One of them is through timely and accurate rainfall information to help guide agricultural production. For example, World Neighbors has worked with partners such as the Bandung Institute of Technology to build this capacity in a number of districts in eastern Indonesia. Rainfall assessments are created through cross-referencing historical rainfall data; agricultural land areas, size and topography data, and the types of crops grown; satellite imagery, as well as local field data on recent rainfall trends, seasonal cropping calendars, and what grew well when/where, etc.

An essential part of these assessments comes from local data, based directly on indigenous knowledge. This data is collected directly by local partners through participatory methods to ensure communities have as much buy-in as possible from the very beginning. By ensuring that the actual assessment and recommendations are based on their own information, this dramatically reduces farmers’ resistance to the change in cropping patterns that they are being advised to make.

Following the dissemination of the assessment results at the village level, farmers agree upon action plans whereby, either individually or in a collective, they commit to growing a number of different crops on part of their farmland, the size of which is entirely their decision. The crop patterns are designed to minimize water usage and maximize output.

That’s a critical part of any sustainable project to build resilience to climate change. Yes, climate change and erratic weather is a real threat. But addressing it is also an opportunity to learn and adopt innovations that reduce inputs — including water — and increase output. Building resilience to climate change is an important way to share sustainable agricultural techniques with communities that would benefit from the relatively quick and inexpensive methods proven to increase output and profit.

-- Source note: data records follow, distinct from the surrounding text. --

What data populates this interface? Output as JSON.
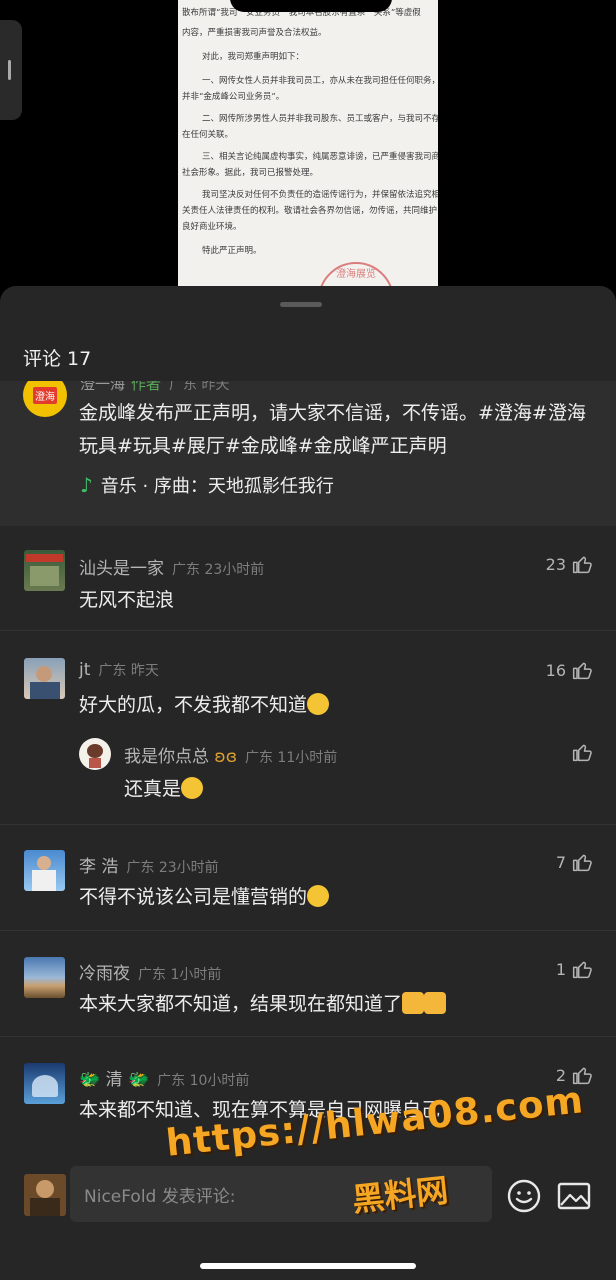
{
  "document": {
    "lines": [
      "散布所谓“我司”“安业务员”“我司本名股东有直系”“关系”等虚假",
      "内容，严重损害我司声誉及合法权益。",
      "对此，我司郑重声明如下：",
      "一、网传女性人员并非我司员工，亦从未在我司担任任何职务，",
      "并非“金成峰公司业务员”。",
      "二、网传所涉男性人员并非我司股东、员工或客户，与我司不存",
      "在任何关联。",
      "三、相关言论纯属虚构事实，纯属恶意诽谤，已严重侵害我司商誉及",
      "社会形象。据此，我司已报警处理。",
      "我司坚决反对任何不负责任的造谣传谣行为，并保留依法追究相",
      "关责任人法律责任的权利。敬请社会各界勿信谣，勿传谣，共同维护",
      "良好商业环境。",
      "特此严正声明。"
    ],
    "seal_text": "澄海展览"
  },
  "sheet": {
    "title": "评论 17"
  },
  "author_post": {
    "avatar_text": "澄海",
    "name": "澄一海",
    "tag": "作者",
    "meta": "广东 昨天",
    "text": "金成峰发布严正声明，请大家不信谣，不传谣。#澄海#澄海玩具#玩具#展厅#金成峰#金成峰严正声明",
    "music": "音乐 · 序曲：天地孤影任我行"
  },
  "comments": [
    {
      "name": "汕头是一家",
      "meta": "广东 23小时前",
      "text": "无风不起浪",
      "likes": "23"
    },
    {
      "name": "jt",
      "meta": "广东 昨天",
      "text": "好大的瓜，不发我都不知道",
      "likes": "16",
      "reply": {
        "name": "我是你点总",
        "meta": "广东 11小时前",
        "text": "还真是",
        "likes": ""
      }
    },
    {
      "name": "李 浩",
      "meta": "广东 23小时前",
      "text": "不得不说该公司是懂营销的",
      "likes": "7"
    },
    {
      "name": "冷雨夜",
      "meta": "广东 1小时前",
      "text": "本来大家都不知道，结果现在都知道了",
      "likes": "1"
    },
    {
      "name": "清",
      "meta": "广东 10小时前",
      "text": "本来都不知道、现在算不算是自己网曝自己",
      "likes": "2"
    }
  ],
  "input": {
    "placeholder": "NiceFold 发表评论:"
  },
  "watermark": {
    "url": "https://hlwa08.com",
    "name": "黑料网"
  },
  "colors": {
    "background": "#262626",
    "author_block": "#2e2e2e",
    "accent_green": "#3fc06a",
    "watermark": "#f5a623"
  }
}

Over the last two years, World Neighbors has trained over 4,000 Indonesian farmers in the changes on rainfall patterns and the cultivation of more adaptive local food crops (rather than the staple crops of rice and corn). Training materials include a calendar of rainfall from month to month; identifying the types of potential food crops that match with the soil conditions and rainfall; technical cultivation of local crops, and building a movement of support for local food through demonstrating to the communities that they are high in nutritional value. Thousands of these farmers have already planted local food crops on farmland totaling over 850 hectares. Even this year, which saw a very powerful El Nino, the crop yield has been good.

World Neighbors and ITB are now looking at ways to bring this rainfall prediction technology to East Timor, which will also help Timorese farmers determine the type of crops and planting patterns suitable with the island’s changing rainfall patterns. The government can also use the information to help guide its capacity building work to enhance overall disaster preparedness and response, as the data can be used to guide more appropriate agriculture and infrastructure development plans as well as better predict floods, landslides, droughts, pests and livestock diseases.

It is no doubt one of the great injustices of our time that small communities around the world must adapt to the erratic weather patterns caused by the fossil fuel driven development of a relative handful of nations. But those nations can continue to invest to share the “better angels” of that development, including processes to gather data about the natural world. When these methods are implemented with and through local communities, they are an important contributor to not only increasing climate resilience, but the food security that is the basis of sustainable development.